1. In this matter a decree nisi for divorce was passed on 25.9.1984 providing for six months time for confirmation. The petitioner who is the husband has filed an affidavit on 14.3.1985 stating that six months time had passed since the date of passing of decree nisi and as such the order of divorce will have to be confirmed.
2. On a doubt being felt as to whether notice in that application is necessary to the respondent, to clarify that doubt, the matter is posted today. Mr. G.M. Nathan, appearing for the petitioner contends that the procedure laid down under Section 16 of the Indian Divorce Act relates to passing a decree for divorce in the first instance by giving six months time for confirmation so as to enable third parties to challenge the decree as one obtained by collusion between the parties and relies on the very Section itself in support of his argument. Section 16 of the Indian Divorce Act reads as follows:
Section 16: Every decree for a dissolution of marriage made by a High Court not being a confirmation of a decree of a District Court, shall, in the first instance, be a decree nisi, not to be made absolute till after the expiration of such time, not less than six months from the pronouncing thereof as the High court, by general or special order from time to time directs.

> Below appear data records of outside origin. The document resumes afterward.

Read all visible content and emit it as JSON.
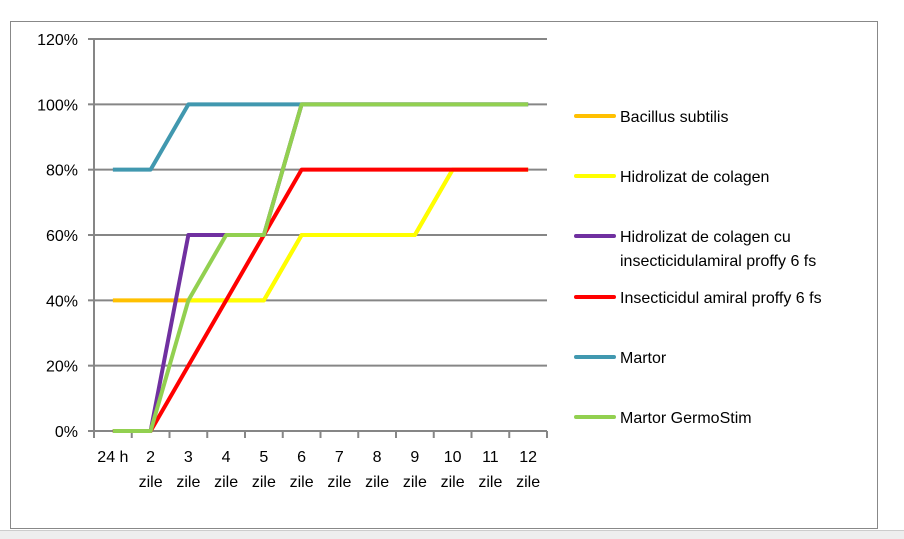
{
  "chart_data": {
    "type": "line",
    "title": "",
    "xlabel": "",
    "ylabel": "",
    "categories": [
      [
        "24 h",
        ""
      ],
      [
        "2",
        "zile"
      ],
      [
        "3",
        "zile"
      ],
      [
        "4",
        "zile"
      ],
      [
        "5",
        "zile"
      ],
      [
        "6",
        "zile"
      ],
      [
        "7",
        "zile"
      ],
      [
        "8",
        "zile"
      ],
      [
        "9",
        "zile"
      ],
      [
        "10",
        "zile"
      ],
      [
        "11",
        "zile"
      ],
      [
        "12",
        "zile"
      ]
    ],
    "yticks": [
      "0%",
      "20%",
      "40%",
      "60%",
      "80%",
      "100%",
      "120%"
    ],
    "ylim": [
      0,
      120
    ],
    "grid": true,
    "legend_position": "right",
    "series": [
      {
        "name": "Bacillus subtilis",
        "color": "#FFC000",
        "values": [
          40,
          40,
          40,
          40,
          40,
          60,
          60,
          60,
          60,
          80,
          80,
          80
        ]
      },
      {
        "name": "Hidrolizat de colagen",
        "color": "#FFFF00",
        "values": [
          null,
          null,
          40,
          40,
          40,
          60,
          60,
          60,
          60,
          80,
          80,
          80
        ]
      },
      {
        "name": "Hidrolizat de colagen cu insecticidulamiral proffy 6 fs",
        "color": "#7030A0",
        "values": [
          0,
          0,
          60,
          60,
          60,
          100,
          100,
          100,
          100,
          100,
          100,
          100
        ]
      },
      {
        "name": "Insecticidul amiral proffy 6 fs",
        "color": "#FF0000",
        "values": [
          0,
          0,
          20,
          40,
          60,
          80,
          80,
          80,
          80,
          80,
          80,
          80
        ]
      },
      {
        "name": "Martor",
        "color": "#4198AF",
        "values": [
          80,
          80,
          100,
          100,
          100,
          100,
          100,
          100,
          100,
          100,
          100,
          100
        ]
      },
      {
        "name": "Martor GermoStim",
        "color": "#92D050",
        "values": [
          0,
          0,
          40,
          60,
          60,
          100,
          100,
          100,
          100,
          100,
          100,
          100
        ]
      }
    ]
  }
}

During that period any person shall be at liberty, in such manner as the High Court by general or special order from time to time directs, to show cause why the said decree should not be made absolute by reason of the same having been obtained by collusion or by reason of material facts not being brought before the Court.
On cause being so shown, the court shall deal with the case by making the decree absolute, or by reversing the decree nisi, or by requiring further inquiry, or otherwise as justice may demand.
The High Court may order the costs of counsel and witnesses and otherwise arising from such cause being shown to be paid by the parties or such one or more of them as it thinks fit, including a wife if she have separate property.
Whenever a decree nisi has been made, and the petitioner fails, within a reasonable time, to move to have such decree made absolute, the High Court may dismiss the suit.
Sub-section to Section 16 only enables a third party to the proceeding to challenge the decree nisi on the ground of collusion. In the case reported in Williams v. Williams A.I.R. 1936 Rang. 499 Justice Leach as he then was had an occasion to interpret the phrase 'any person' appearing in the Section in the following way:
The words 'any person' in Section 16 do not apply to the parties to proceedings, and consequently a respondent has no right to show cause against the decree nisi being made absolute. Only officer appointed under Section 17-A exercising jurisdiction exercisable by King's Proctor in England, or the third persons are entitled to intervene or show cause against the decree nisi being made absolute and even though allegations of misconduct subsequent to the granting of the decree nisi have been made by the respondent on his or her own responsibility the officer cannot leave the matter, in the hands of the respondent.
I am in entire agreement with the learned Judge in the interpretation of the phrase 'any person'. Under the circumstances, no notice is necessary to make a decree nisi absolute. Accordingly six months time had passed since the decree nisi had been passed. The decree nisi for divorce is made absolute.